Review: Kick-Ass 2 / Director: Jeff Wadlow / Screenplay: Jeff Wadlow / Starring: Aaron Taylor-Johnson, Chloe Grace Moretz, Christopher Mintz-Plasse, Jim Carrey, Donald Faison, John Leguizamo / Release Date: Out Now
“As a great man once said... wait until they get a load of me.” So ended Matthew Vaughn and Mark Millar's Kick-Ass, the sage set for a showdown between the titular Kick-Ass, breakout star Hit-Girl, and the newly villainous Red Mist. With the promise of more heroes, more deliciously entertaining ultraviolence, and more Mindy McCready, Kick-Ass 2 was set to be the Dark Knight to its predecessor's Batman Begins. All this, and Jim Carrey too. How could it disappoint? Well, wait until you get a load of this...

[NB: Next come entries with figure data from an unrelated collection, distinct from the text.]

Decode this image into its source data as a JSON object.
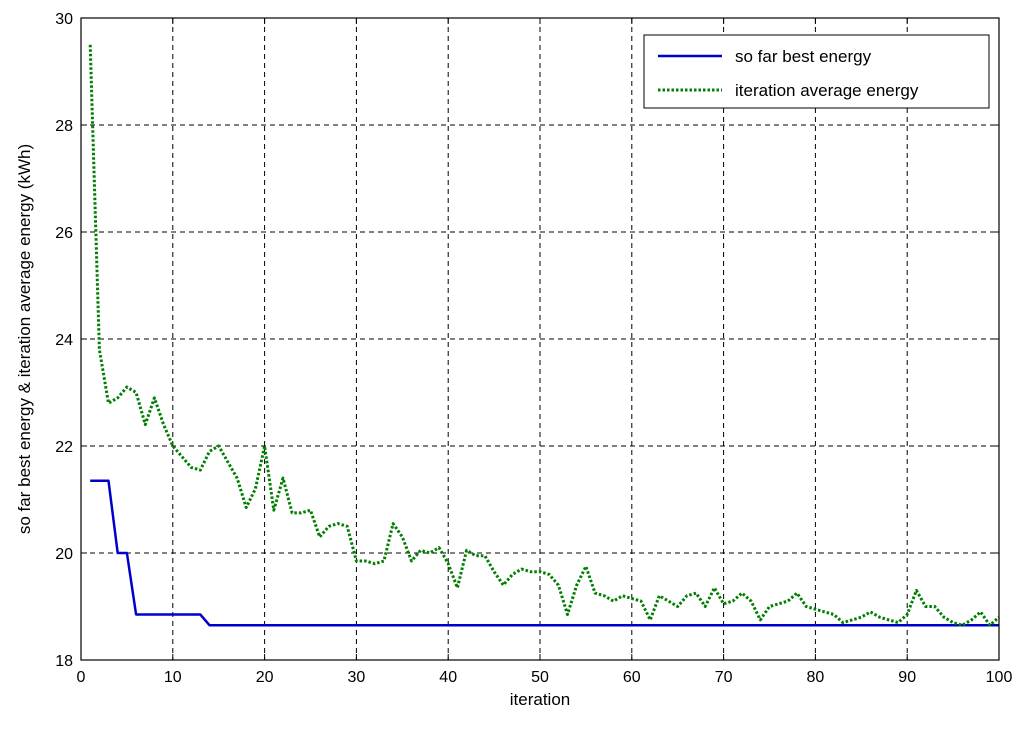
{
  "chart_data": {
    "type": "line",
    "xlabel": "iteration",
    "ylabel": "so far best energy & iteration average energy (kWh)",
    "xlim": [
      0,
      100
    ],
    "ylim": [
      18,
      30
    ],
    "xticks": [
      0,
      10,
      20,
      30,
      40,
      50,
      60,
      70,
      80,
      90,
      100
    ],
    "yticks": [
      18,
      20,
      22,
      24,
      26,
      28,
      30
    ],
    "grid": true,
    "legend_position": "top-right",
    "series": [
      {
        "name": "so far best energy",
        "color": "#0000cc",
        "style": "solid",
        "x": [
          1,
          2,
          3,
          4,
          5,
          6,
          7,
          8,
          9,
          10,
          11,
          12,
          13,
          14,
          15,
          20,
          30,
          40,
          50,
          60,
          70,
          80,
          90,
          100
        ],
        "y": [
          21.35,
          21.35,
          21.35,
          20.0,
          20.0,
          18.85,
          18.85,
          18.85,
          18.85,
          18.85,
          18.85,
          18.85,
          18.85,
          18.65,
          18.65,
          18.65,
          18.65,
          18.65,
          18.65,
          18.65,
          18.65,
          18.65,
          18.65,
          18.65
        ]
      },
      {
        "name": "iteration average energy",
        "color": "#007f00",
        "style": "dotted",
        "x": [
          1,
          2,
          3,
          4,
          5,
          6,
          7,
          8,
          9,
          10,
          11,
          12,
          13,
          14,
          15,
          16,
          17,
          18,
          19,
          20,
          21,
          22,
          23,
          24,
          25,
          26,
          27,
          28,
          29,
          30,
          31,
          32,
          33,
          34,
          35,
          36,
          37,
          38,
          39,
          40,
          41,
          42,
          43,
          44,
          45,
          46,
          47,
          48,
          49,
          50,
          51,
          52,
          53,
          54,
          55,
          56,
          57,
          58,
          59,
          60,
          61,
          62,
          63,
          64,
          65,
          66,
          67,
          68,
          69,
          70,
          71,
          72,
          73,
          74,
          75,
          76,
          77,
          78,
          79,
          80,
          81,
          82,
          83,
          84,
          85,
          86,
          87,
          88,
          89,
          90,
          91,
          92,
          93,
          94,
          95,
          96,
          97,
          98,
          99,
          100
        ],
        "y": [
          29.5,
          23.8,
          22.8,
          22.9,
          23.1,
          23.0,
          22.4,
          22.9,
          22.4,
          22.0,
          21.8,
          21.6,
          21.55,
          21.9,
          22.0,
          21.7,
          21.4,
          20.85,
          21.2,
          22.0,
          20.8,
          21.4,
          20.75,
          20.75,
          20.8,
          20.3,
          20.5,
          20.55,
          20.5,
          19.85,
          19.85,
          19.8,
          19.85,
          20.55,
          20.3,
          19.85,
          20.05,
          20.0,
          20.1,
          19.8,
          19.35,
          20.05,
          19.95,
          19.95,
          19.65,
          19.4,
          19.6,
          19.7,
          19.65,
          19.65,
          19.6,
          19.4,
          18.85,
          19.4,
          19.75,
          19.25,
          19.2,
          19.1,
          19.2,
          19.15,
          19.1,
          18.75,
          19.2,
          19.1,
          19.0,
          19.2,
          19.25,
          19.0,
          19.35,
          19.05,
          19.1,
          19.25,
          19.1,
          18.75,
          19.0,
          19.05,
          19.1,
          19.25,
          19.0,
          18.95,
          18.9,
          18.85,
          18.7,
          18.75,
          18.8,
          18.9,
          18.8,
          18.75,
          18.7,
          18.85,
          19.3,
          19.0,
          19.0,
          18.8,
          18.7,
          18.65,
          18.75,
          18.9,
          18.65,
          18.8
        ]
      }
    ]
  }
}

Kick-Ass 2 picks up three years after the previous film left off. Dave Lizewski (Aaron Taylor Johnson) is retired and bored, coasting through life while Mindy (Chloe Grace Moretz) continues her ass-kicking ways as Hit-Girl. Eventually, the boredom becomes too much, and Dave has Mindy train him in the art of crime fighting – Big Daddy style. Initially a lot of fun, we see Kick-Ass join his very own Justice League (led by a distractingly scary Jim Carrey) and actually grow to become competent at his craft. And then The Motherfucker makes his presence known, and suddenly things aren't quite so fun anymore.

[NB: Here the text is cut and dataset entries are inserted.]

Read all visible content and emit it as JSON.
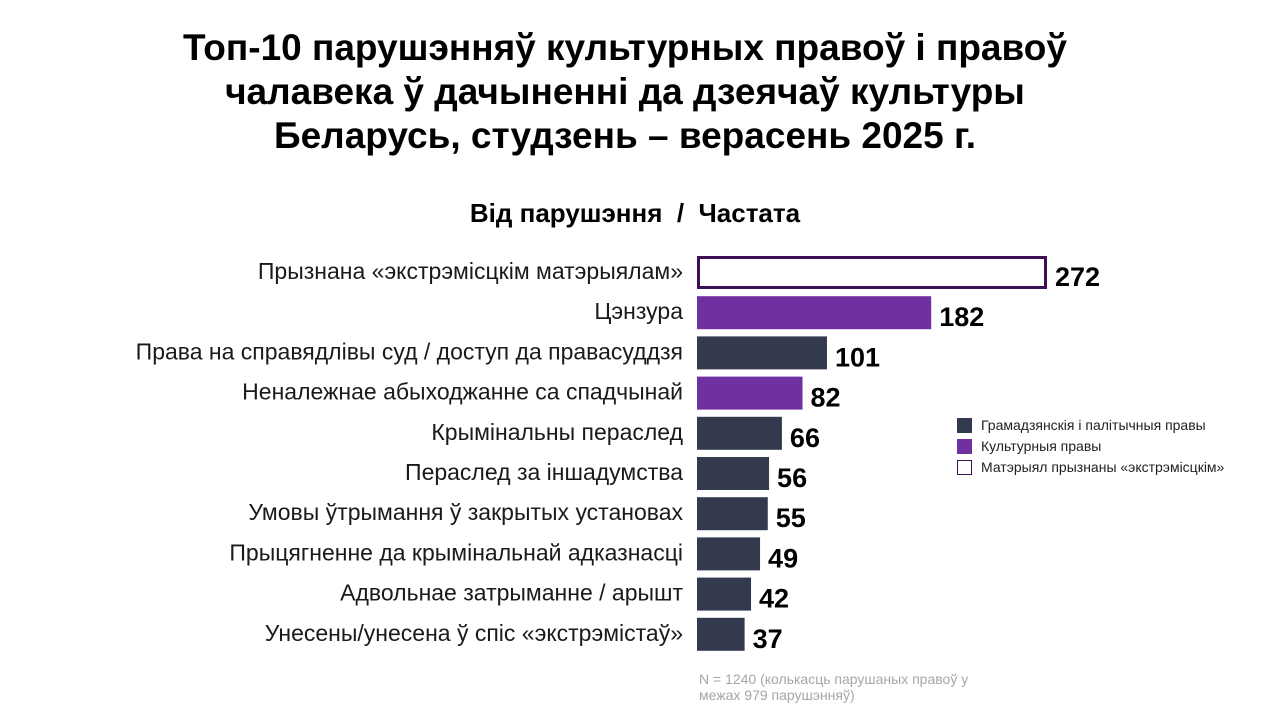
{
  "title_lines": [
    "Топ-10 парушэнняў культурных правоў і правоў",
    "чалавека ў дачыненні да дзеячаў культуры",
    "Беларусь, студзень – верасень 2025 г."
  ],
  "subtitle": "Від парушэння  /  Частата",
  "colors": {
    "civil": "#333a4d",
    "cultural": "#7030a0",
    "extremist_fill": "#ffffff",
    "extremist_border": "#3d0f54"
  },
  "legend": [
    {
      "key": "civil",
      "label": "Грамадзянскія і палітычныя правы"
    },
    {
      "key": "cultural",
      "label": "Культурныя правы"
    },
    {
      "key": "extremist",
      "label": "Матэрыял прызнаны «экстрэмісцкім»"
    }
  ],
  "footnote": "N = 1240 (колькасць парушаных правоў у межах 979 парушэнняў)",
  "chart_data": {
    "type": "bar",
    "orientation": "horizontal",
    "title": "Від парушэння  /  Частата",
    "categories": [
      "Прызнана «экстрэмісцкім матэрыялам»",
      "Цэнзура",
      "Права на справядлівы суд / доступ да правасуддзя",
      "Неналежнае абыходжанне са спадчынай",
      "Крымінальны пераслед",
      "Пераслед за іншадумства",
      "Умовы ўтрымання ў закрытых установах",
      "Прыцягненне да крымінальнай адказнасці",
      "Адвольнае затрыманне / арышт",
      "Унесены/унесена ў спіс «экстрэмістаў»"
    ],
    "values": [
      272,
      182,
      101,
      82,
      66,
      56,
      55,
      49,
      42,
      37
    ],
    "groups": [
      "extremist",
      "cultural",
      "civil",
      "cultural",
      "civil",
      "civil",
      "civil",
      "civil",
      "civil",
      "civil"
    ],
    "xlim": [
      0,
      272
    ],
    "grid": false,
    "legend_position": "right"
  }
}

Unfortunately, this carries over to the film itself. Always go darker for the sequel, is the general rule for superhero films, but given that Kick-Ass ended with Kick-Ass flying around with a jetpack, blowing up Mark Strong with a bazooka, while McLovin runs around wearing eyeliner and spandex, the same rules don't quite apply here. The irreverent cheer and bombastic silliness has returned for the sequel (see Dave fighting a gang of thugs while dressed as a Great White Pimp, and Mindy bombing it across town on her motorcycle) but it sits ill at ease with the darker, crueller themes of the comic book. True, many of Millar's more horrid ideas have been phased out, but his influence lingers there, insipidly whispering away in the background. By the time an attempted rape is played for laughs and (another) beloved character is violently murdered onscreen, there's a very bitter taste left in the mouth. The laughs which follow intermittently between feel tainted and cheap. Where the first film was triumphant and optimistic – its shocking violence offset with a sense of fun and, above all, wit - this seems cynical, sad and hollow. Cheap, tonally inconsistent and reliant upon easy gags, the departure of Matthew Vaughn and screenwriter Jane Goldman is deeply felt.
Which is a shame, because there's a lot to like elsewhere. Obviously, Hit-Girl is the star, and Carrey puts in a great performance as Colonel Stars and Stripes, but it's the likes of Donald Faison and John Leguizamo who really anchor the film, capturing that optimistic, humanist spirit that made its predecessor so likeable. Mindy's own story is enjoyable too, a version of Carrie or Mean Girls, crossed with Kill Bill. Her beefed up screen time really works, and Moretz is growing into quite the impressive actress, in case you hadn't noticed already. Well done, too, with the casting of Andy Nyman and Daniel Kaluuya as Chris's goons. There's always that giant Nicolas Cage shaped hole at the film's heart, but Jeff Wadlow and his fine cast of actors and actresses do a fine job of making it seem less noticeable.
Ultimately, Kick-Ass 2 is a disappointment. It's well-acted, amusing and occasionally a lot of fun, but that's tempered with a mean, ugly streak that makes it quite sad to watch. Another general rule for superhero sequels is that there's always one in which the hero quits, hanging up the cape 'forever'. In this case, one can't help but feel that would have been for the best.